Competency for Execution in the Wake of Panetti: Shifting the Burden to the Government
Volume 82, No. 5, Spring-Summer 2010
By Danielle N. Devens

Approximately two hundred prisoners sitting on death row are mentally ill. Distinguishing mental illness from legal insanity can be a difficult exercise in line drawing, and additional complications arise when determining what procedure is required to protect the constitutional rights of the insane. These matters can be so difficult, in fact, that when handling these issues the Supreme Court tends to leave many of the details up in the air for the states to determine as they see fit.

In Ford v. Wainwright, the Supreme Court unequivocally determined that the Eighth Amendment prohibits executing the insane, but it chose not to define insanity, instead leaving it for the states to determine. This issue returned to the Supreme Court in 2007 when Scott Panetti, a capital defendant alleging he was incompetent for execution, challenged the insanity standard set by the Texas courts, which required only awareness on the part of the defendant of his crime and his punishment. While the Supreme Court held that in order to be competent for execution a prisoner must have more than mere awareness—he must have a rational understanding of the State’s rationale for his execution —it chose not to set out the procedures that must be afforded to the prisoner alleging incompetence for execution. On remand, the district court decided to place a double presumption against the allegedly incompetent defendant—first the defendant must make a substantial showing of insanity to trigger a hearing, and ultimately the defendant must prove by a preponderance of the evidence that he is incompetent to be executed.

The case has been appealed and will likely find its way back up the court system for a more intricate description of the rights that should be afforded to defendants alleging incompetence for execution. It is also just one illustration of the issues faced by defendants attempting to navigate the requirements for incompetency that the Supreme Court has never really finished articulating.

This Comment explores the law leading up to this point in competency for execution, and argues against placing a double burden on the defendant claiming incompetence for execution. Placing the initial burden of triggering the hearing process on the defendant is necessary in order to avoid constant litigation, and is in line with the precedent that a defendant is presumed sane. This Comment argues that once the defendant has triggered that hearing process, the presumption of sanity vanishes and the burden should then shift to the government to prove the defendant’s competence.

Part II of this Comment presents an overview of the relevant law. Part II.A discusses the relationship between mental illness and capital punishment, as well as Supreme Court precedent in other relevant areas such as competency for trial and competence for self-representation. Part II.B discusses competency for execution prior to the Panetti case including the landmark case of Ford v. Wainwright. Part II.C discusses the Panetti opinion in both the lower courts and the Supreme Court.

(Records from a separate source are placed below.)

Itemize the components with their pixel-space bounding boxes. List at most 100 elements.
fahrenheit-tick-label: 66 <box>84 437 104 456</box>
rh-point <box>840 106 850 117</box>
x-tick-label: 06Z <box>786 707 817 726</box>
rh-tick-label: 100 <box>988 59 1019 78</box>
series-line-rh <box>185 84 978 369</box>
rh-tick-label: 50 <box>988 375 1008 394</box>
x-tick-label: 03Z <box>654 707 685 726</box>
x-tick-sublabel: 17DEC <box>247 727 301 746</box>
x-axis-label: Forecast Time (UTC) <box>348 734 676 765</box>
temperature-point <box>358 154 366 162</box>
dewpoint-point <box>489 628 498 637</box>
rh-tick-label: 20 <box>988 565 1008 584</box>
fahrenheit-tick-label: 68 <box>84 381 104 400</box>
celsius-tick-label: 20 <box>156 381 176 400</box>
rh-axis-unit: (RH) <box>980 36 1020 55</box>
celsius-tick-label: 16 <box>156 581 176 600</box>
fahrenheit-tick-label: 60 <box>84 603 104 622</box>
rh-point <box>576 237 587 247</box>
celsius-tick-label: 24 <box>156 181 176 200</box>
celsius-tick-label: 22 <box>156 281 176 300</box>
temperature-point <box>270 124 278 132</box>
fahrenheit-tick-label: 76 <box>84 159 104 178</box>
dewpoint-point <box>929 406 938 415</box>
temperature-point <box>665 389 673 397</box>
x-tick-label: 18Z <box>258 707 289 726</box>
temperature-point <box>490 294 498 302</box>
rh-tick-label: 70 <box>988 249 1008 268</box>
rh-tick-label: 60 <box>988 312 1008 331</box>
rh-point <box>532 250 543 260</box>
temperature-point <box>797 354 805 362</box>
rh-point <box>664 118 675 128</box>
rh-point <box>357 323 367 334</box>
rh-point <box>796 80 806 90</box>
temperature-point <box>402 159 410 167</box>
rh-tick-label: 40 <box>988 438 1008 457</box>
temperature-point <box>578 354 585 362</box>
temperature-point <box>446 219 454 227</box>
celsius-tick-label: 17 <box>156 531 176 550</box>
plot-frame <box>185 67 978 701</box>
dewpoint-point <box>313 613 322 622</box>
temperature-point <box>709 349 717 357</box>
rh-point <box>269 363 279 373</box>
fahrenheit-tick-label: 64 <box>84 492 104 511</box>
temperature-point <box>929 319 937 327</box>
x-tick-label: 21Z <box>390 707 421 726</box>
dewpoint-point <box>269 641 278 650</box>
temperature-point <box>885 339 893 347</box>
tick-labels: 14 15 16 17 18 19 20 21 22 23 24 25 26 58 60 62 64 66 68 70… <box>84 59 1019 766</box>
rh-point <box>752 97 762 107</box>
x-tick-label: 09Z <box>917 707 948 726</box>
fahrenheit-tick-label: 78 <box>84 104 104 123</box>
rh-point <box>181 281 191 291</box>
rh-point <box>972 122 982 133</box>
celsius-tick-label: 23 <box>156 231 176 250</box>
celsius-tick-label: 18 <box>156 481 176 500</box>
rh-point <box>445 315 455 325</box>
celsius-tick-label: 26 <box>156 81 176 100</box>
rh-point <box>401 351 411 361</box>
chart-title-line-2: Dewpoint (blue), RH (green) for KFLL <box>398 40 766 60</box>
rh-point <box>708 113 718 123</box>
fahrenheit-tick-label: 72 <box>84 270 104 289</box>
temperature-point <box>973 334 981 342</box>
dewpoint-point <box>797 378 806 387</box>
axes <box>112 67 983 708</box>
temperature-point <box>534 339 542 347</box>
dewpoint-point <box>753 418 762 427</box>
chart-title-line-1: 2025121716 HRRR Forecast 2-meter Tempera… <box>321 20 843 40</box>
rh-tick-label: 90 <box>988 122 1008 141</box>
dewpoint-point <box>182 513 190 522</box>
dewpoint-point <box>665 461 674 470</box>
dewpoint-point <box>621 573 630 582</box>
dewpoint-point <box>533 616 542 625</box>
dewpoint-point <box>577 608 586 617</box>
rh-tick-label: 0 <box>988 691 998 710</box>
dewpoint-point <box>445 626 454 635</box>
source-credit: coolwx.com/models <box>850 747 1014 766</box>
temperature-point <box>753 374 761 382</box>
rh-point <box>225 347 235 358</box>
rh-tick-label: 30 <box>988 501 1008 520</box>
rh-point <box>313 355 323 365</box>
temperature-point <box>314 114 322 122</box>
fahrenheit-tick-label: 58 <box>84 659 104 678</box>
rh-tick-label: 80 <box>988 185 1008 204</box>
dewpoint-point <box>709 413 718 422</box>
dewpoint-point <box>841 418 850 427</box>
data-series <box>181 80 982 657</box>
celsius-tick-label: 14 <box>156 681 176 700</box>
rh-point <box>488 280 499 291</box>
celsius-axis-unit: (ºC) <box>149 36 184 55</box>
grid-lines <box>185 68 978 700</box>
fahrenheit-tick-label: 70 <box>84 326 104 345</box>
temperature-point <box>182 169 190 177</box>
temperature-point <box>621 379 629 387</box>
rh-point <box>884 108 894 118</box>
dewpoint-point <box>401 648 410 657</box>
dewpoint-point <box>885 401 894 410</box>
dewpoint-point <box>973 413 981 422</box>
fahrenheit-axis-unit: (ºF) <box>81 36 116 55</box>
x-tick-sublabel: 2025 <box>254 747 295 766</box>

Part III makes several distinct arguments as to why the burden of proof should fall on the government to prove a defendant’s competency for execution. Part III.A argues that it is inappropriate to place the burden of proof on the defendant because a claim of incompetence for execution is based on contemporary information that was not available at a prior time for litigation. Generally, a defendant attempting to litigate new information is not required to shoulder the burden of proof.

Part III.B describes the clear precedent that has been set throughout death penalty jurisprudence that greater precautions must be taken when a defendant’s life is at stake. This Comment argues that placing a double burden of proof on an allegedly incompetent defendant sentenced to death flies in the face of capital jurisprudence. Part III.C discusses a line of cases culminating in Ring v. Arizona which held that aggravating factors must be treated as akin to essential elements of a crime because absent aggravating factors the defendant cannot be sentenced to death. This Comment argues that following the Ring reasoning, sanity should be considered an essential element of an offense, and accordingly, the prosecution should be required to prove sanity beyond a reasonable doubt in a competence-for-execution proceeding. Finally, Part III.D argues that while the Supreme Court set an appropriate standard for insanity in Panetti, the district court erred in its application of that standard, an error which never would have occurred but for the district court’s double presumption against Panetti.

Overall this Comment argues that not only did the Panetti district court incorrectly assess whether the defendant was insane, but that going forward the double burden should be rejected and the government should shoulder the ultimate burden of proving the defendant competent for execution. Placing the ultimate burden on the government will alleviate the constitutional violations that are sure to follow a procedure that makes death the default position for a defendant of questionable competency.